January 21, 2016

UPDATED:  Outer Banks should be spared
worst of strong, wintry northeaster


(Updated at 5:00 p.m. to add high surf and wind advisories for Outer Banks and link to National Weather Service PowerPoint on the weekend storm.)

It looks as if the Outer Banks will be spared the ice and snow that is forecast for north and west of the area from tomorrow into Sunday morning as a major winter storm  deepens just off the North Carolina coast and moves quickly northeast.

However, according to the National Weather Service in Newport/Morehead City, N.C., the Outer Banks could get walloped with heavy rains, gusty winds and minor to moderate beach erosion and coastal flooding on both the oceanside and soundside of the islands.

The Weather Service said on Thursday afternoon that models are in good agreement that a low pressure area over the Gulf Coast states on Friday will dissipate and a new low will spin up off the South Carolina coast Friday evening. The new low is forecast to pass near eastern North Carolina Friday night and then race off to the northeast on Saturday.

This afternoon, the Weather Service issued both high surf and high wind advisories for the Outer Banks.

The wind advisory is in effect from 5 p.m. Friday until 5 a.m. Saturday.  Winds are forecast at 25 to 35 mph with gusts to 45 to 50 mph.

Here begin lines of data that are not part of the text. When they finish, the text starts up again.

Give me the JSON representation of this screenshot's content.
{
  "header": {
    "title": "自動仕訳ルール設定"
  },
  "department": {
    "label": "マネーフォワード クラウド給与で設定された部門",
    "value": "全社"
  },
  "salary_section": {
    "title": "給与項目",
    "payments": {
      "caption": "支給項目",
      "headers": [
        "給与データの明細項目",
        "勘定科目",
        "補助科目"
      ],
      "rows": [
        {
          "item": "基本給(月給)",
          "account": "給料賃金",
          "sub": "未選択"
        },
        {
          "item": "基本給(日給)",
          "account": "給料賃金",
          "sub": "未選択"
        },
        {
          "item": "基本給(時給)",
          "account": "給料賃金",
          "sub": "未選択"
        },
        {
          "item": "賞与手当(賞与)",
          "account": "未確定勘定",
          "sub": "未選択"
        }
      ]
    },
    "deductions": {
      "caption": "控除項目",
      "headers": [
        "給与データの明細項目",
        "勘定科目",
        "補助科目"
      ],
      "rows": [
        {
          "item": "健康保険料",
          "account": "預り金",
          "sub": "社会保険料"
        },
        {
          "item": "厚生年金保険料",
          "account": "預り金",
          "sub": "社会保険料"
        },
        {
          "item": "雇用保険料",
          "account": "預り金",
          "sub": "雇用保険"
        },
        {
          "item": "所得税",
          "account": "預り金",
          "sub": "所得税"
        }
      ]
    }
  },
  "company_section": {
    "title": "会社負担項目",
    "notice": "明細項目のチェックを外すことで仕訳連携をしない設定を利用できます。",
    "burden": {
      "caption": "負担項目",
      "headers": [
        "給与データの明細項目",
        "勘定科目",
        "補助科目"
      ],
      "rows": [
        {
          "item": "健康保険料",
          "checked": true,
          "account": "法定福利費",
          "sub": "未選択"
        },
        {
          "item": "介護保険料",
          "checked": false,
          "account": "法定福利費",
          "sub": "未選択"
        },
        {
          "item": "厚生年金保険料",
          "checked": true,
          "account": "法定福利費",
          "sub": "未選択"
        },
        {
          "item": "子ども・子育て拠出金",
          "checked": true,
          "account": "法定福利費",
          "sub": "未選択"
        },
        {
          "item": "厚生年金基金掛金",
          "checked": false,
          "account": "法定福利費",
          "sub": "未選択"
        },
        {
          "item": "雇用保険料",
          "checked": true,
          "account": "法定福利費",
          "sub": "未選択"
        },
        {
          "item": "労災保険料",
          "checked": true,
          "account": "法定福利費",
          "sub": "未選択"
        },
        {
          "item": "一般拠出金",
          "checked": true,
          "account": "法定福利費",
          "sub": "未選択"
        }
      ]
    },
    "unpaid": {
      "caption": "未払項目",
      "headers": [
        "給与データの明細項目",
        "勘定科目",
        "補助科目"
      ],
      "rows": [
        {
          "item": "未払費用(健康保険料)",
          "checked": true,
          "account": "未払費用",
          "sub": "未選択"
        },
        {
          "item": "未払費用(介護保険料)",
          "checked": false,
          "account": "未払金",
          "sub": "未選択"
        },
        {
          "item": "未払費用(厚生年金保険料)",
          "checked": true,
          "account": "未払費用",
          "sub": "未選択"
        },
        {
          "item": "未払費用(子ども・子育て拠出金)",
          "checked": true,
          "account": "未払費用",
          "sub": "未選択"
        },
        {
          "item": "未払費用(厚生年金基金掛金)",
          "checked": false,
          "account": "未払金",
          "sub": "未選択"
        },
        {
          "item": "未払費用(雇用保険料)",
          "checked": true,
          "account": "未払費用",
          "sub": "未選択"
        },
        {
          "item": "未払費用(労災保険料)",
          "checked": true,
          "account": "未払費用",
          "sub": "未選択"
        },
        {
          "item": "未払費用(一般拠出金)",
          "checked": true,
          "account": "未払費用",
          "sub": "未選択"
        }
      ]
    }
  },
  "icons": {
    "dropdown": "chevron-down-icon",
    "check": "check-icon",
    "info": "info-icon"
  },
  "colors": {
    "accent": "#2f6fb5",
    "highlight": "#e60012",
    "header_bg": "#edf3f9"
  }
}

The high surf advisory is in effect from 7 p.m. Friday until 10 a.m. Saturday.  Breaking waves of 7 to 10 feet are expected, along with the threat of dangerous shorebreak, rip currents, and beach erosion.

Gale warnings are in effect for all coastal waters.

Precipitation is expected to begin late Thursday night into early Friday when temperatures will be at or near freezing inland.  A period of sleet and freezing rain mix is possible inland, and a winter weather advisory is in effect until 11 a.m. Friday for areas basically along and west of Highway 17.

The precipitation is expected to begin as rain along the coast around 8 a.m. Friday.  During the afternoon and Friday night, the rain could be heavy at times, with 1 to 3 inches possible.  On Saturday night, wrap around snow is possible, as the winds shift to the northwest and colder air moves in -- again snow is more likely north and west of the Outer Banks. There is a slight chance of some leftover snow showers along the northern Outer Banks early Sunday.

As the low approaches Friday, strong southeast winds will develop along the coast, especially the Outer Banks. The strong winds will build seas to 10 to 16 feet over coastal waters Friday night through Saturday night. 

There may be a lull in the winds late Friday into Saturday. However, the Weather Service says that strong west to northwest winds will develop late Saturday into Saturday night on the backside of the low.

Another wind advisory may be issued for Saturday night when winds are currently forecast at 25 to 35 mph from the northwest with gusts at 45 to 50.
High surf, beach erosion, and minor to moderate coastal flooding are possible, with the greatest threat over the Outer Banks.  The Weather Service said this afternoon that at some point, coast flood watches or warnings may be necessary. Flooding will transition from the oceanside on Friday night to the soundside late Saturday and Saturday night.

Water levels 2 to 4 feet above normal are possible along the coast north of Cape Hatteras and 1 to 3 feet above normal on the sounds.

Though the Outer Banks forecast doesn't sound much worse than your average northeaster, the story is different along the mid-Atlantic coast from Virginia north and inland over North Carolina and the mountains. In those areas, historic snowfalls and blizzard conditions are possible. 

"While impacts here in Dare should be minor," Drew Pearson, director of county emergency management, said in an advisory last night, "other parts of the state are bracing for a winter storm that will make travel difficult.  The same holds true for Virginia and other northeastern states.  If you do need to travel please exercise caution, make sure you have winter survival gear with you and check the weather before you head out."

However, as usual, the forecast comes down to the fact that snow is notoriously difficult to predict and the forecast could change with just a minor movement of the low pressure more to the west or east as it passes along the coast.

To check the latest forecasts and keep up with advisories, watches, and warning, go to the National Weather Service in Newport/Morehead City website at www.weather.gov/mhx.